Conceptions : mode ou outil ?

  ou comment utiliser les conceptions comme point de départ des TP ?

DES CONCEPTIONS …
Les conceptions sont des explications plus ou moins éloignées des connaissances scientifiques. On les retrouve à propos de tous les concepts. A titre d’exemple, citons :

  • à propos de la croissance : la croissance c’est naturel, elle se fait avec l’âge[donc pas besoin d’en chercher une explication], la croissance n’est qu’une augmentation de longueur [donc pas besoin de parler de matière] …) ;
  • à propos de la maladie : toute maladie est due à un microbe ;
  • à propos de la structure de la Terre : le manteau est un immense lac de lave (Dimitri ou Michel par exemple) …

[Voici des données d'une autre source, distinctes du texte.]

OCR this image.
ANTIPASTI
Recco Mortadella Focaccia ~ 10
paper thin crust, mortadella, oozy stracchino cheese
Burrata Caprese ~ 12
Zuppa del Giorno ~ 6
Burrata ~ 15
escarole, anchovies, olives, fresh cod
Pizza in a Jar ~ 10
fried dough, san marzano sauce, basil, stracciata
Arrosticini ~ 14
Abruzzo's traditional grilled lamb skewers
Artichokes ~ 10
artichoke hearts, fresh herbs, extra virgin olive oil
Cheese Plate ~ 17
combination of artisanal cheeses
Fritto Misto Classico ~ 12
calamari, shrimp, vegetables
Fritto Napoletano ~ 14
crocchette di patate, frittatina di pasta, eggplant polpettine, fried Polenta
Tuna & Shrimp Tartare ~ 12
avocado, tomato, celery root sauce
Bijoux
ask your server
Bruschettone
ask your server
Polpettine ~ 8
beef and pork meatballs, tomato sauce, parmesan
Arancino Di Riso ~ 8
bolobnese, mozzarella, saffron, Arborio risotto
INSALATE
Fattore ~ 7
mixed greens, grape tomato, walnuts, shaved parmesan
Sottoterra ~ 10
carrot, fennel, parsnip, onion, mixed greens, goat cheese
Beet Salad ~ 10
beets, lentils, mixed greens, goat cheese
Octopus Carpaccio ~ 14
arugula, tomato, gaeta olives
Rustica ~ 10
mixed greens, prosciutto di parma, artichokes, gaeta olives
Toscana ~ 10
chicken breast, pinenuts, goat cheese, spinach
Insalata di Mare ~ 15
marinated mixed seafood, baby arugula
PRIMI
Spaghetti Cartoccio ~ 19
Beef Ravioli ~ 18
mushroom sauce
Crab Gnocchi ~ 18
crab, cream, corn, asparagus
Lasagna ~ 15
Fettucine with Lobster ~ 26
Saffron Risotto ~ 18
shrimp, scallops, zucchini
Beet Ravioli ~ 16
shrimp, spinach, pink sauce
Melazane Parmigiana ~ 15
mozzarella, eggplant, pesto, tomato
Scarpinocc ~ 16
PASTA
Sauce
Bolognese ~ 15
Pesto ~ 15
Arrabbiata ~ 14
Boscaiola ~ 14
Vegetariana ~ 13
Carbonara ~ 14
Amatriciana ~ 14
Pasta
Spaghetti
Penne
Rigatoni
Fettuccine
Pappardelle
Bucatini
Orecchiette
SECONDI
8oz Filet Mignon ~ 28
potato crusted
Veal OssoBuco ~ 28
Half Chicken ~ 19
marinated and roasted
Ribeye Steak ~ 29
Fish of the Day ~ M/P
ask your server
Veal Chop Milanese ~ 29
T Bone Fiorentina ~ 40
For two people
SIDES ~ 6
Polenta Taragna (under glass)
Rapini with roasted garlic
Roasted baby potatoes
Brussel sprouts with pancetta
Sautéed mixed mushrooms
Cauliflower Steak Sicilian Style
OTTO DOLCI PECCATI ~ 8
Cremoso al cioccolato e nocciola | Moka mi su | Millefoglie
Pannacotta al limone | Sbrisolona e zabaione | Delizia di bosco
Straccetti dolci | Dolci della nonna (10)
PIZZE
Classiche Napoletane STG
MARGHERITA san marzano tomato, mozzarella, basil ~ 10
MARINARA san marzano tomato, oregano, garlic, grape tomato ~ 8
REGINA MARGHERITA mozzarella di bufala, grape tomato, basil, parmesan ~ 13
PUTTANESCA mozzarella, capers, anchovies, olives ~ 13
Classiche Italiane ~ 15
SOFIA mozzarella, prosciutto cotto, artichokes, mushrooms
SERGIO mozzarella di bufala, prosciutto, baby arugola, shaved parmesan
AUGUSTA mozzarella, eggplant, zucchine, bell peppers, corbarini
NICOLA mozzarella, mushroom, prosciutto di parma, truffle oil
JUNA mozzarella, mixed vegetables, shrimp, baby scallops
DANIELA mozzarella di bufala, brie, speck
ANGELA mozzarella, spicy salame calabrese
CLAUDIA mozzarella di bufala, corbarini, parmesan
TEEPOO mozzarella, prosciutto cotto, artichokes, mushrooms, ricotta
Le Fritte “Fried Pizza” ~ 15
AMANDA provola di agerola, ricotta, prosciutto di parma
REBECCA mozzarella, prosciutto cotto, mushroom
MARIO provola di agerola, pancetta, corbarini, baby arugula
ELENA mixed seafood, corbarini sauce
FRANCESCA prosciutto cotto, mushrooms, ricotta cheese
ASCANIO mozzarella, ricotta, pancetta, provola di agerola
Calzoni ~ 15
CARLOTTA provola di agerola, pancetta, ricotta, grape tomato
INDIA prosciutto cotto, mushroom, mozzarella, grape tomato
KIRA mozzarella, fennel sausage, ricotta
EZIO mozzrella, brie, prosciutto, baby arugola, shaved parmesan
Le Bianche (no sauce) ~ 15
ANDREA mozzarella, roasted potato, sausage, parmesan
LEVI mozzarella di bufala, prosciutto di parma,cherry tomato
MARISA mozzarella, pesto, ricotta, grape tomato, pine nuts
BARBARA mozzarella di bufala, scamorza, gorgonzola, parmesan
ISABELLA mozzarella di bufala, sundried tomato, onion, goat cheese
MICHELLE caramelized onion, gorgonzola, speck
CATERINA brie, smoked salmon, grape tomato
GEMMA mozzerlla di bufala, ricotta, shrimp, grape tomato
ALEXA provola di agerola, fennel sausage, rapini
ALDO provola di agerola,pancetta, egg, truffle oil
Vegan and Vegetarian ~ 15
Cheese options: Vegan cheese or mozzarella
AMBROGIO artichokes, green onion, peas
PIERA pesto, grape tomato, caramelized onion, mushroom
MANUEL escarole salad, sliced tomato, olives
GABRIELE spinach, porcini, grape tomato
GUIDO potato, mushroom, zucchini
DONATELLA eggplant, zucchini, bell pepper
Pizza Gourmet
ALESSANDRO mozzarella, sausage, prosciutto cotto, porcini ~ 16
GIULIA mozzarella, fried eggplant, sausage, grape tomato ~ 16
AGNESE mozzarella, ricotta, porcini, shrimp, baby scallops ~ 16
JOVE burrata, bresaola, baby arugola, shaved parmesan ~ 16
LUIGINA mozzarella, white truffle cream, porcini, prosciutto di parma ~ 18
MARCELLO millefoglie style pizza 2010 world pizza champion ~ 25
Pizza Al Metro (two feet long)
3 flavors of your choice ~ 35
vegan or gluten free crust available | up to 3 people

Ce ne sont pas de simples erreurs car :

  • elles sont fonctionnelles : elles servent à décoder le monde qui nous entoure ;
  • elles sont confortées par notre environnement sensitif ou social ;
  • elles interviennent de façon cohérente : elles font appel à un raisonnement qui suit un principe d’économie ;
  • elles sont tenaces : les mêmes conceptions peuvent persister jusqu’à l’Université et même plus tard

 

…AUX OBSTACLES …

L’obstacle présente un caractère plus général et plus transversal que la représentation. Il est ce qui, en profondeur, l’explique et la stabilise. La photosynthèse, par exemple,  est vue comme une respiration à l’envers (représentation) ; pour l’élève, les gaz ne sont pas de la matière (obstacle) donc les plantes ne peuvent l’utiliser pour construire leur matière. De même, le CO2 rejeté lors de la respiration ne provient de la dégradation de molécules organiques. La représentation est donc la manifestation visible de l’obstacle.
Diverses représentations, qui portent sur des notions sans lien apparent, peuvent apparaître, à l’analyse, comme les points d’émergence d’un même obstacle. La difficulté de penser la matière comme constituée de molécules ou les organismes, de cellules, relève du même obstacle : considérer la matière comme discontinue. L’inverse peut également être vrai. Les représentations relatives à un même champ peuvent s’expliquer par la conjonction de plusieurs obstacles.

AUX NOEUDS D’OBSTACLES

Dans le cas de l’idée de maladie plusieurs obstacles interagissent :

  • raisonnement linéaire causal  :  une cause, un effet direct
  • conception pasteurienne de la maladie « tout est exclusivement dans le microbe » : l’organisme ne semble pas avoir de rôle propre : il n’est que le champ de bataille ( ce qui est accentué par le vocabulaire utilisé : les microbes attaquent, l’organisme se défend : première ligne de défense : peau et muqueuse, deuxième ligne : les phagocytes  … ) et tout devient microbe (même l’allèle morbide !)
  • survalorisation du rôle des anticorps qui ont souvent une fonction de destruction, quand ils ne sont pas confondus avec des cellules.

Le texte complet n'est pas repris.